Summary: Resting brain activity can provide approximate maps of network organization in the brain. A new imaging technique allowed researchers to examine cortical architecture in greater detail than before in the living brain.
Source: University of Pittsburgh
The brain is made up of a complex series of networks—signals are constantly bouncing between those networks to allow us to experience the world and move through it effectively.
Understanding how brain networks are organized is key to uncovering how they work. Scientists have learned that brain activity at rest—while sitting quietly—can provide approximate maps of the network organization. But maps generated with this approach miss critical details.
An equivalent street map would help a pedestrian navigate from one neighborhood to the next but would offer little help for reaching a more specific destination.
New research from the University of Pittsburgh shows that generating detailed maps is indeed possible with a new imaging method that offers high contrast and high spatial resolution.
The study conducted in monkeys shows that intrinsic signal optical imaging (ISOI) can reveal cortical architecture in greater detail than previously seen in living brains.
Functional magnetic resonance imaging (fMRI) is the primary tool for doctors and researchers to observe brain networks.
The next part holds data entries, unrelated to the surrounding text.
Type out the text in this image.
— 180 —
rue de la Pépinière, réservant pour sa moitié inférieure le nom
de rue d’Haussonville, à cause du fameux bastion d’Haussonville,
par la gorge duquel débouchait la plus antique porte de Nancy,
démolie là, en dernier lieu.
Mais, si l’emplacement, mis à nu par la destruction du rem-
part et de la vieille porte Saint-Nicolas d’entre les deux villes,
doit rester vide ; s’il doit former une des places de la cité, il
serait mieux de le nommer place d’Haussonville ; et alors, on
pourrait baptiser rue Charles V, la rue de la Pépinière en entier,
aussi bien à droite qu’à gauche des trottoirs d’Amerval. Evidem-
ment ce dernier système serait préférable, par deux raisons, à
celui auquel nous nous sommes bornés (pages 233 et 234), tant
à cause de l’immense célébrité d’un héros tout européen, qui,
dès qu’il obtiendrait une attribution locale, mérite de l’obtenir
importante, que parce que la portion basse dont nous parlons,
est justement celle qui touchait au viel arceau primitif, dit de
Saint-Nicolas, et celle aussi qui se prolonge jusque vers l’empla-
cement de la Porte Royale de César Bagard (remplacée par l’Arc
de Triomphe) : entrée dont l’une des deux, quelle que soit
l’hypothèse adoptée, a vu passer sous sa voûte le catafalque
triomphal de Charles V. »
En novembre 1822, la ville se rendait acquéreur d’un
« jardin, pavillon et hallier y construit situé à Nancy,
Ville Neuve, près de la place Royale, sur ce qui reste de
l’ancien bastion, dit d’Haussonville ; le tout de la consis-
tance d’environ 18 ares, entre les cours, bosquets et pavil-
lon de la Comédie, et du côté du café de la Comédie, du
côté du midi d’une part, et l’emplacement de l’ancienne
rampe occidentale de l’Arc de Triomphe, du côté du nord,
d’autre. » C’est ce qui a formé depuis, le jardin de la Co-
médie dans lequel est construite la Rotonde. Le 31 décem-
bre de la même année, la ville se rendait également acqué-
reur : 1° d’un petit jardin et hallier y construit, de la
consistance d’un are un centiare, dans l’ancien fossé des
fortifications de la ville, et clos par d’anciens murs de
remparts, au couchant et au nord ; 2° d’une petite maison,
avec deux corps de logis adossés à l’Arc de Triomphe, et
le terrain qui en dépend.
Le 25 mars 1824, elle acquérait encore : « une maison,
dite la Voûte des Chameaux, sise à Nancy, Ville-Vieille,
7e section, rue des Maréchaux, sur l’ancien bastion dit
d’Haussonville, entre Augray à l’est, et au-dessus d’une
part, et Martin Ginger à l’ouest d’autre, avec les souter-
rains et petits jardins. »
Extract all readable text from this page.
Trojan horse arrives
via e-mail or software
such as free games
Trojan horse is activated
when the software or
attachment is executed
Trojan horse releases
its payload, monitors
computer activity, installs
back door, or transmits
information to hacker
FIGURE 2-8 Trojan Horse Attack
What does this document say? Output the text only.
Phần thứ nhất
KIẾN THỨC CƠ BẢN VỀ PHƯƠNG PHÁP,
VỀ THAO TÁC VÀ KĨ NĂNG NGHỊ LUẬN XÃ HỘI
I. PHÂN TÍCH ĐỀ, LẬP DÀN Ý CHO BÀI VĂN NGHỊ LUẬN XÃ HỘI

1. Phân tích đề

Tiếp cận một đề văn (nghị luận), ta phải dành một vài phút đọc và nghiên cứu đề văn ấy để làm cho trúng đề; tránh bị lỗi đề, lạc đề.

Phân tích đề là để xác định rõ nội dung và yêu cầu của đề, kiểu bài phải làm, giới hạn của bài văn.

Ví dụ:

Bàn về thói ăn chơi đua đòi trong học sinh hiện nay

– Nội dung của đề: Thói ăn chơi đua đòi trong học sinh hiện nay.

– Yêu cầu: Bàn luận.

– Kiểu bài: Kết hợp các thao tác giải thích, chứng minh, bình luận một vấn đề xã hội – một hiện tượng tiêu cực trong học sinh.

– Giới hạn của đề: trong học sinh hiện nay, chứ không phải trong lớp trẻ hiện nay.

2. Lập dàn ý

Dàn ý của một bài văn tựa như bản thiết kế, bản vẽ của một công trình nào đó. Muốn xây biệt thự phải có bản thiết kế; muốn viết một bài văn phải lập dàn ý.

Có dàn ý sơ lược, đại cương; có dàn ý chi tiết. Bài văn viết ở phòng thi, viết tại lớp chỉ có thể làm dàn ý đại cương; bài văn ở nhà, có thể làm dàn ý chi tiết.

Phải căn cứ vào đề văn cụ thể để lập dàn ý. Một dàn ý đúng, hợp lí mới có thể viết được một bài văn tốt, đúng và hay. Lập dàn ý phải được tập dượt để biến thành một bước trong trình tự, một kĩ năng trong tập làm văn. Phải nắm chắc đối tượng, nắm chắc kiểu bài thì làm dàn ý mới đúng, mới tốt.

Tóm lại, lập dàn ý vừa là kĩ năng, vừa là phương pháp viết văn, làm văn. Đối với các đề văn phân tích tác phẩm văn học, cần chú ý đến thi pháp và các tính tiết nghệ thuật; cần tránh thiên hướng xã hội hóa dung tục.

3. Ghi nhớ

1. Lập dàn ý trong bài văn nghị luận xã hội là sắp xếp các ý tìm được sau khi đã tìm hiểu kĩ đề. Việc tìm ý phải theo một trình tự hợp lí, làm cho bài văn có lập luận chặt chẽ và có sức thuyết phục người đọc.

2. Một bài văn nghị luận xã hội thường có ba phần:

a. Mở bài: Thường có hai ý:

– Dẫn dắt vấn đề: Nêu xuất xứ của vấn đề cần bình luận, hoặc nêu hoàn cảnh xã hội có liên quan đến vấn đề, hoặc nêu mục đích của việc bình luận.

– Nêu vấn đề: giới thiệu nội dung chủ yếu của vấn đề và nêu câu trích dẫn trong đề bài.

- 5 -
The procedure is non-invasive and takes about 30 minutes.
Observing brain networks in this way serves a range of interests from basic research, like understanding brain evolution across species, to fingerprinting brain pathophysiology, as in dementia or autism. ISOI has a lot in common with fMRI, but the detail is much richer, which matters considerably given the relatively small sizes of brain networks.
“Our focus was on studying the connections between motor and sensory brain areas. For example, zones that control hand movement were connected to ones that control arm movement and hand sensation,” explained Nicholas Card, lead author and bioengineering graduate student in the Swanson School of Engineering.
“These types of connections are central to how the brain generates skilled movements. If you can understand what these connections are supposed to look like in a healthy subject, you can then identify the neural basis of disability.”
The most important advancement that ISOI brings is that it provides an accurate picture of brain network activity in living subjects. The same level of accuracy can be achieved with methods that require researchers to extract the brain of the animal they were studying and examine it through a microscope. In contrast, ISOI leaves the brain intact, which means that researchers can examine how networks operate in real life situations, like learning a new motor skill.
Another important feature of ISOI is that it relies on hemoglobin, which is in the blood of humans and animals alike. No tracers, dyes, or indicators are needed, making this tool versatile and fit for many species, including humans.
“We benchmarked the results from ISOI against gold standards in the field, including anatomical tracers, and microstimulation and imaging. We found remarkable correspondence between ISOI and the other methods,” said coauthor Omar Gharbawie, assistant professor of neurobiology with a secondary appointment in the Department of Bioengineering.
“This is an exciting tool for examining brain connectivity in living animals, and it shows that spontaneous fluctuations can be reported with high accuracy for network organization. Our findings also show that the brain reveals its architecture in granular detail, even when it is just idling at rest.”
Cortical connectivity is embedded in resting state at columnar resolution
Resting state (RS) fMRI is now widely used for gaining insight into the organization of brain networks. Functional connectivity (FC) inferred from RS-fMRI is typically at macroscale, which is too coarse for much of the detail in cortical architecture.
Here, we examined whether imaging RS at higher contrast and resolution could reveal cortical connectivity with columnar granularity. In longitudinal experiments (~1.5 years) in squirrel monkeys, we partitioned sensorimotor cortex using dense microelectrode mapping and then recorded RS with intrinsic signal optical imaging (RS-ISOI, 20 µm/pixel). FC maps were benchmarked against microstimulation-evoked activation and traced anatomical connections.
These direct comparisons showed high correspondence in connectivity patterns across methods. The fidelity of FC maps to cortical connections indicates that granular details of network organization are embedded in RS.
Thus, for recording RS, the field-of-view and effective resolution achieved with ISOI fills a wide gap between fMRI and invasive approaches (2-photon imaging, electrophysiology). RS-ISOI opens exciting opportunities for high resolution mapping of cortical networks in living animals.